The purpose of this study was to describe the use of complementary and alternative medicine (CAM) therapies among interstitial cystitis (IC) patients, patients' perception of CAM therapies' effectiveness, and the association of time since diagnosis with perceived effectiveness of these therapies.


In April 2009, the Interstitial Cystitis Association (ICA) initiated an Internet-based survey on CAM. Respondents indicated whether they received an IC diagnosis and how long ago, whether they tried CAM, and who recommended it. On a 5-point scale, respondents rated 49 therapies. For respondents confirming a diagnosis, we used a chi-square goodness-of-fit test to assess which therapies were rated positively or negatively by a majority of patients who tried them. Using separate one-way analyses of variance, we assessed differences in mean perceived effectiveness among groups based on time since diagnosis and conducted post hoc tests, if necessary. Using chi-square tests, we explored the association of time since diagnosis with the use of CAM and the number of therapies tried.

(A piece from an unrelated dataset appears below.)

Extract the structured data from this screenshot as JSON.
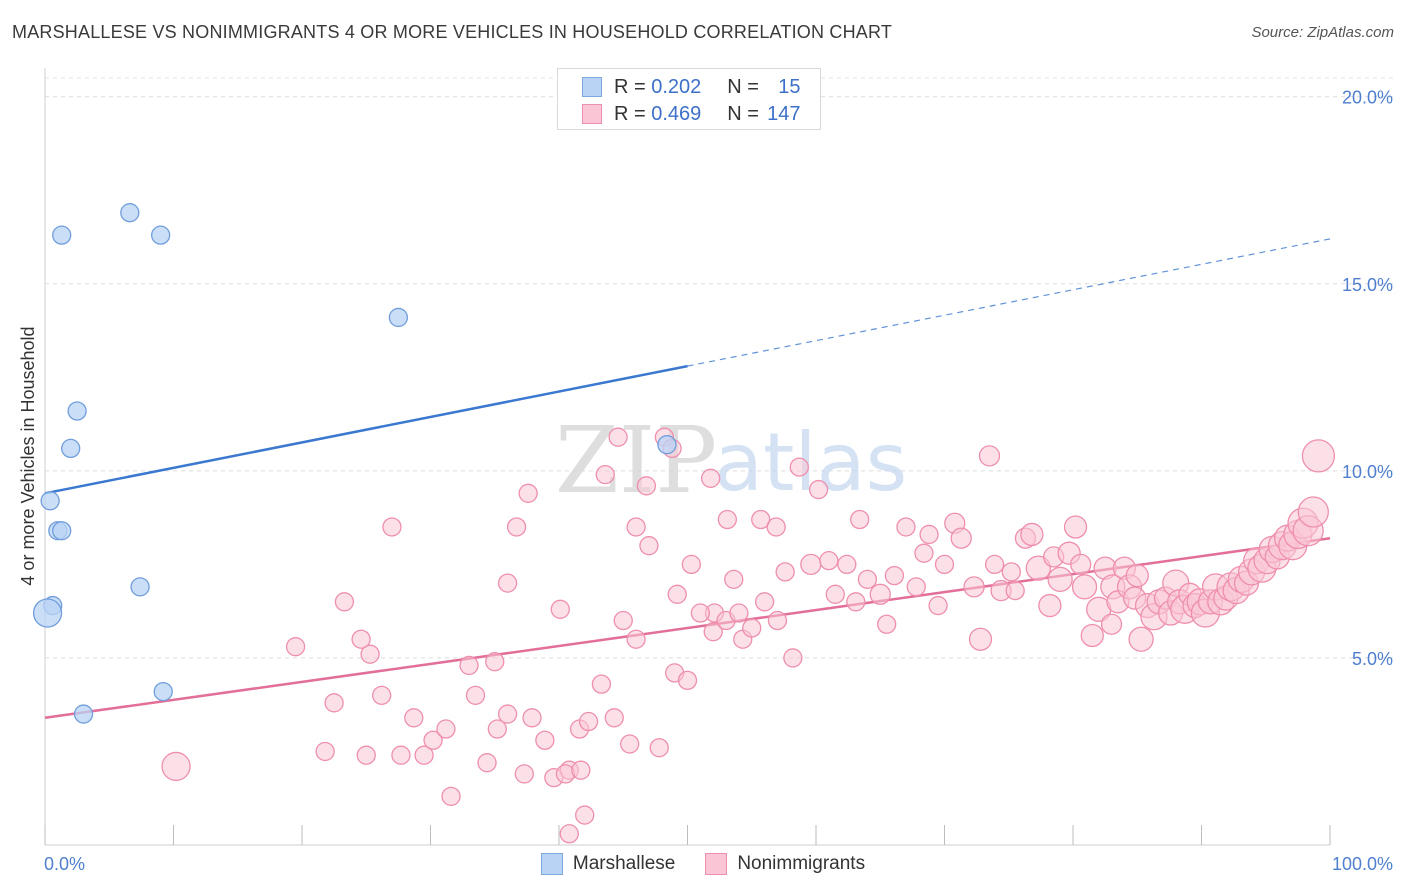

A total of 2,101 subjects responded to the survey; 1,982 confirmed an IC diagnosis. Most (84.2 %) had tried CAM, and 55 % said physicians had recommended CAM. Of those trying CAM, 82.8 % had tried diet or physical therapy and 69.2 % other therapies. Of the therapies, 22 were rated positively and 20 negatively; 7 were inconclusive. Therapies patients perceived to be helpful included dietary management and pain management adjuncts such as physical therapy, heat and cold, meditation and relaxation, acupuncture, stress reduction, exercise, and sleep hygiene. Many therapies worked better for those diagnosed recently than for those diagnosed long before.


Randomized, placebo-controlled studies are needed to demonstrate which therapies may indeed control IC symptoms and help send research in new and productive directions.